Riflessione filosofica su una aspetto della didattica scolastica che non viene preso in considerazione
Stamattina riflettevo su una aspetto della didattica scolastica che non viene assolutamente preso in considerazione. Quando studiamo i componimenti di un poeta, ci soffermiamo solo sull’analisi del testo. In realtà, bisognerebbe soffermarsi sulle motivazioni che hanno fatto sì che quel testo vedesse la luce.
Mi spiego. Spesso gli autori più celebri (Dante, Leopardi, ecc.) hanno vissuto una vita non vita, a tal punto da rifugiarsi completamente nel loro mondo fatto di parole.
C’è chi ero gobbo, chi era balbuziente, chi non aveva amici, chi veniva trattato di EMME, e chi più ne ha più ne metta.
Allora, a scuola, bisognerebbe insegnare due cose: a non far sentire alienati le persone come Dante e Leopardi, e ad insegnare alle nuove generazioni a non ghettizzare nessuno. L’analisi del testo è solo un piccolo aspetto.
Che un ragazzo/a di 15 anni sappia tradurre il lessico italiano di 3-400 anni fa, e poi tratti di EMME i suoi coetanei è un fallimento. La scuola dovrebbe innanzitutto essere in grado di insegnare le basi della convivenza civile, del rispetto, dell’amore, ecc.

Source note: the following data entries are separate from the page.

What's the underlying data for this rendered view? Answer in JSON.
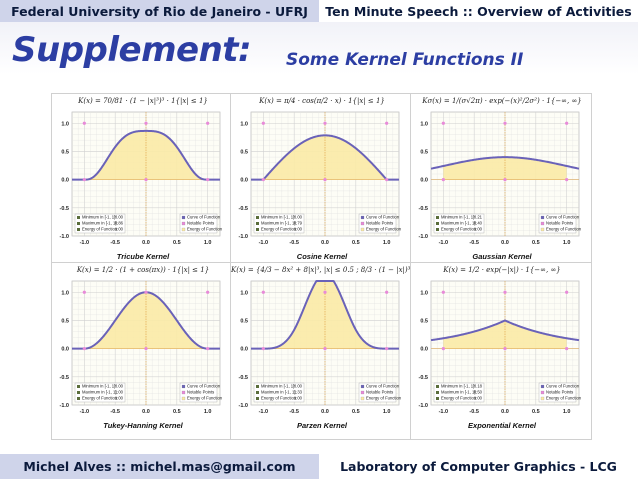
{
  "header": {
    "left": "Federal University of Rio de Janeiro - UFRJ",
    "right": "Ten Minute Speech :: Overview of Activities"
  },
  "slide": {
    "title": "Supplement:",
    "subtitle": "Some Kernel Functions II"
  },
  "footer": {
    "left": "Michel Alves :: michel.mas@gmail.com",
    "right": "Laboratory of Computer Graphics - LCG"
  },
  "colors": {
    "accent": "#2c3ea3",
    "curve": "#6a62b8",
    "fill": "#fbeaa6",
    "notable": "#e88ad8",
    "bar": "#cfd4ea"
  },
  "legend": {
    "left_labels": [
      "Minimum in [-1, 1]:",
      "Maximum in [-1, 1]:",
      "Energy of Function:"
    ],
    "right_labels": [
      "Curve of Function",
      "Notable Points",
      "Energy of Function"
    ]
  },
  "chart_data": [
    {
      "type": "area",
      "name": "tricube",
      "caption": "Tricube Kernel",
      "formula": "K(x) = 70/81 · (1 − |x|³)³ · 1{|x| ≤ 1}",
      "xlim": [
        -1.2,
        1.2
      ],
      "ylim": [
        -1.0,
        1.2
      ],
      "xticks": [
        "-1.0",
        "-0.5",
        "0.0",
        "0.5",
        "1.0"
      ],
      "yticks": [
        "1.0",
        "0.5",
        "0.0",
        "-0.5",
        "-1.0"
      ],
      "stats": [
        "0.00",
        "0.86",
        "1.00"
      ]
    },
    {
      "type": "area",
      "name": "cosine",
      "caption": "Cosine Kernel",
      "formula": "K(x) = π/4 · cos(π/2 · x) · 1{|x| ≤ 1}",
      "xlim": [
        -1.2,
        1.2
      ],
      "ylim": [
        -1.0,
        1.2
      ],
      "xticks": [
        "-1.0",
        "-0.5",
        "0.0",
        "0.5",
        "1.0"
      ],
      "yticks": [
        "1.0",
        "0.5",
        "0.0",
        "-0.5",
        "-1.0"
      ],
      "stats": [
        "0.00",
        "0.79",
        "1.00"
      ]
    },
    {
      "type": "area",
      "name": "gaussian",
      "caption": "Gaussian Kernel",
      "formula": "Kσ(x) = 1/(σ√2π) · exp(−(x)²/2σ²) · 1{−∞, ∞}",
      "xlim": [
        -1.2,
        1.2
      ],
      "ylim": [
        -1.0,
        1.2
      ],
      "xticks": [
        "-1.0",
        "-0.5",
        "0.0",
        "0.5",
        "1.0"
      ],
      "yticks": [
        "1.0",
        "0.5",
        "0.0",
        "-0.5",
        "-1.0"
      ],
      "stats": [
        "0.21",
        "0.40",
        "1.00"
      ]
    },
    {
      "type": "area",
      "name": "tukey",
      "caption": "Tukey-Hanning Kernel",
      "formula": "K(x) = 1/2 · (1 + cos(πx)) · 1{|x| ≤ 1}",
      "xlim": [
        -1.2,
        1.2
      ],
      "ylim": [
        -1.0,
        1.2
      ],
      "xticks": [
        "-1.0",
        "-0.5",
        "0.0",
        "0.5",
        "1.0"
      ],
      "yticks": [
        "1.0",
        "0.5",
        "0.0",
        "-0.5",
        "-1.0"
      ],
      "stats": [
        "0.00",
        "1.00",
        "1.00"
      ]
    },
    {
      "type": "area",
      "name": "parzen",
      "caption": "Parzen Kernel",
      "formula": "K(x) = {4/3 − 8x² + 8|x|³, |x| ≤ 0.5 ; 8/3 · (1 − |x|)³, 0.5 < |x| ≤ 1} · 1{|x| ≤ 1}",
      "xlim": [
        -1.2,
        1.2
      ],
      "ylim": [
        -1.0,
        1.2
      ],
      "xticks": [
        "-1.0",
        "-0.5",
        "0.0",
        "0.5",
        "1.0"
      ],
      "yticks": [
        "1.0",
        "0.5",
        "0.0",
        "-0.5",
        "-1.0"
      ],
      "stats": [
        "0.00",
        "1.33",
        "1.00"
      ]
    },
    {
      "type": "area",
      "name": "exponential",
      "caption": "Exponential Kernel",
      "formula": "K(x) = 1/2 · exp(−|x|) · 1{−∞, ∞}",
      "xlim": [
        -1.2,
        1.2
      ],
      "ylim": [
        -1.0,
        1.2
      ],
      "xticks": [
        "-1.0",
        "-0.5",
        "0.0",
        "0.5",
        "1.0"
      ],
      "yticks": [
        "1.0",
        "0.5",
        "0.0",
        "-0.5",
        "-1.0"
      ],
      "stats": [
        "0.18",
        "0.50",
        "1.00"
      ]
    }
  ]
}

Ovviamente prima la famiglia, ma la scuola dovrebbe contribuire. Invece non fa assolutamente nulla. Quindi uno sa le poesie a memoria, sa anche spiegare il significato di ogni singola parola, ma non riflette sul fatto che se uno ha scritto quelle cose è perché ha “sprecato” gran parte della giornata (che poteva essere vissuta in un altro modo) a mettere delle parole su un foglio. Avremmo perso le parole di Dante e Leopardi? Sì, ma due persone avrebbero vissuto una vita vera.